В телевизионном экране отразился Павел Александрович — откуда ни возьмись, восстал из дверного проема. Пахнуло дорогим коньяком. “Не опоздал?” — Он подмигнул диктору. Орест Георгиевич кивнул Павлу и снова взглянул на экран: старческий концерт затягивался. “Неужели умер? — Он прислушался. — Нет, вряд ли… С утра траурное бы гоняли”. Бодрый голос диктора разуверил его окончательно, и, нажав на кнопку, он гостеприимно обернулся. Экран съежился шагреневой кожей.
“Я не один, — Павел произнес торжественно и отступил в сторону. — Представьте, не решалась войти”. Инна вышла из-за красной портьеры и остановилась в дверях, держась рукой за тяжелый плюш. Кисть утонула в набухших складках, и ослепительно-белый рукав повис, как будто пришпиленный к ткани. Павел Александрович подхватил ее за талию и подвел к столу. Инна выложила красноватую бумажку с профилем в овале. “Раньше не могла. У нас был потоп”. Орест Георгиевич смотрел мимо ее глаз.
“Ну?! — воскликнул Павел, как будто речь шла о чем-то приятном, вроде карнавала. — И кого же вы топили?” — “Не мы, а нас и нижних соседей. Три дня лило”. Маленькая ложь мешала ответить на шутку, а потому выходило так, словно обитатели дома на Кораблестроителей боролись за жизнь, пока дом, отрезанный катастрофой, три дня носился в бурных водах залива. “Мать с младенцем спасена, землю чувствует она!” — подытожил Павел Александрович. Чибис взглянул тревожно.
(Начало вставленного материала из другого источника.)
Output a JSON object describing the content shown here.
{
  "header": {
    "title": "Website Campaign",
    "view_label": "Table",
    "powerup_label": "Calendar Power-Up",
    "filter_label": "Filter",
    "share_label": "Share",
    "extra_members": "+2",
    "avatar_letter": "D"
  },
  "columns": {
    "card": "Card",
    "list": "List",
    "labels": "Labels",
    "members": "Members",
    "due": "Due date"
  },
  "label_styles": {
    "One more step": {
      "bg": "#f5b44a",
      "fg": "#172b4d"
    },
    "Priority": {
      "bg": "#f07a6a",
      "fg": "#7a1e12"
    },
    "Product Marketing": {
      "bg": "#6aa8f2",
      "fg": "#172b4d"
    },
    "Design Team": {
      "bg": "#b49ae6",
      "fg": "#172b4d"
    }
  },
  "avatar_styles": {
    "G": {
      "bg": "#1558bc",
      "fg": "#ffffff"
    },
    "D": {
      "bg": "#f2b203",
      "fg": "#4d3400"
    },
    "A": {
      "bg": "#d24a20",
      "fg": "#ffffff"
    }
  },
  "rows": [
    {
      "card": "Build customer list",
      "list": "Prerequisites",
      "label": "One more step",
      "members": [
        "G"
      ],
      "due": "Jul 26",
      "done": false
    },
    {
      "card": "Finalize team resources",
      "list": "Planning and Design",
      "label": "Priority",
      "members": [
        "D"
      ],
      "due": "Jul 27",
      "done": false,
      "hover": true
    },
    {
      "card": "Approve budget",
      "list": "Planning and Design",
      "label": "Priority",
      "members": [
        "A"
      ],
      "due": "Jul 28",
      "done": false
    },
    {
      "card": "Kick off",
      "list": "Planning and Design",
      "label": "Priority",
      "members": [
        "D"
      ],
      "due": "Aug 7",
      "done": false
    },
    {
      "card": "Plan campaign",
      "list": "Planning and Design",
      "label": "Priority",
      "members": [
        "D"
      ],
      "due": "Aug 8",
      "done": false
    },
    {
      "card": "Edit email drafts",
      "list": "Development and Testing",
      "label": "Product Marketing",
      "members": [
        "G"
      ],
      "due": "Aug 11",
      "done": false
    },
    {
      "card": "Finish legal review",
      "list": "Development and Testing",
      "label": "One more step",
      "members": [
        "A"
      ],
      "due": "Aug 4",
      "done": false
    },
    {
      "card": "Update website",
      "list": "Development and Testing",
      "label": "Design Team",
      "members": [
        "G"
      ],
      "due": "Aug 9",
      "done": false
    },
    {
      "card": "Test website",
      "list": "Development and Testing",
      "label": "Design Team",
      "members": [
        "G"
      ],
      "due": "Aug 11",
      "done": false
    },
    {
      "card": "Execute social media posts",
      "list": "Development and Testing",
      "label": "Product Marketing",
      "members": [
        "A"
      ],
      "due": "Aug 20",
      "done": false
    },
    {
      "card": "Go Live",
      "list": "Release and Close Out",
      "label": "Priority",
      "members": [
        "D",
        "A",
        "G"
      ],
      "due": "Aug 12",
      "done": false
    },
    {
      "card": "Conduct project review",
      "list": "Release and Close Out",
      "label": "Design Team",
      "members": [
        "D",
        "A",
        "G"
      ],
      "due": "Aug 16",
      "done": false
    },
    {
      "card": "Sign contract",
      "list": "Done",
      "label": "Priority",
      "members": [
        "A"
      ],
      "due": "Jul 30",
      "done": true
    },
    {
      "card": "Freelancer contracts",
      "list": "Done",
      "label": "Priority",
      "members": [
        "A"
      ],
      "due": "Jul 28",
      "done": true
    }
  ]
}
“Мама ни при чем: тетя Лиля оставила краны. Все говорят — нечаянно, но она — нарочно, — Инна объясняла надменно. — Мама говорит, ее жалко, потому что все дети умерли, а я думаю...” — “Когда?” — перебил Орест Георгиевич. Вопрос был странный, но ответ — еще более: “Да никогда. Сразу же и умерли, как родились. А дали трехкомнатную, как и нам, как будто они все живы, как будто нас четверо и их — пятеро. — Она дернула плечом. — Разве справедливо?”
Должно быть, она повторяла чужие слова. Орест Георгиевич перебил:
“А муж?” — “Что — муж? Я его посчитала”. — Она внимательно загибала пальцы. “Да нет, — он поморщился. — Муж жив?” — “Конечно. — Инна распахнула глаза. — Папин брат. Работает каким-то начальником. Я говорю, все дети поумирали — мальчики”.
“Справедливость? — он спросил и почувствовал жжение, как от впившейся в ладонь щепки. — О чем тут спорить, когда все трое умерли? Это такая несправедливость, что, отдай вы все свои комнаты, ничего не поправить!”
Чибис оглядел стены, увешанные портретами.
“Поправить? — Инна переспросила. — Может быть, нам всем умереть ради вашей справедливости?” — теперь она говорила высокомерно, словно выступала от лица всех коммунальных. “Может быть! — Орест Георгиевич ответил жестко. — Но пока что, вот незадача, пока что умираем мы”. — “Вы?” — Она глядела недоуменно, и он застыдился: разговор не с ровней.
“Простите. Вы сказали, ваш дядя работает начальником, поэтому им и дали такую квартиру. Вы считаете это несправедливым. Что ж, здесь я, пожалуй, с вами согласен. Хотя на моем месте… — Он обвел глазами стены. — Но речь о другом. Справедливости бывают разные. Я не знаю, как объяснить, только они — разные справедливости — никогда не пересекаются”. Оресту Георгиевичу показалось, что этого объяснения довольно, и сейчас эта девочка поймет.
“Как параллельные прямые?” Чибис услышал вежливую издевку, с которой талантливые ученики разговаривают с плохими учителями. “Да, да!” — отец подхватил доверчиво. “Предпочитаю другую систему аксиом”. — Инна усмехнулась.
Павел Александрович рассмеялся: “Ты хочешь сказать, — он приходил на помощь, — что несправедливость не искупается несправедливостью? Но, старик, это очевидно, это трюизм”. Орест Георгиевич съежился: разговор съедал его.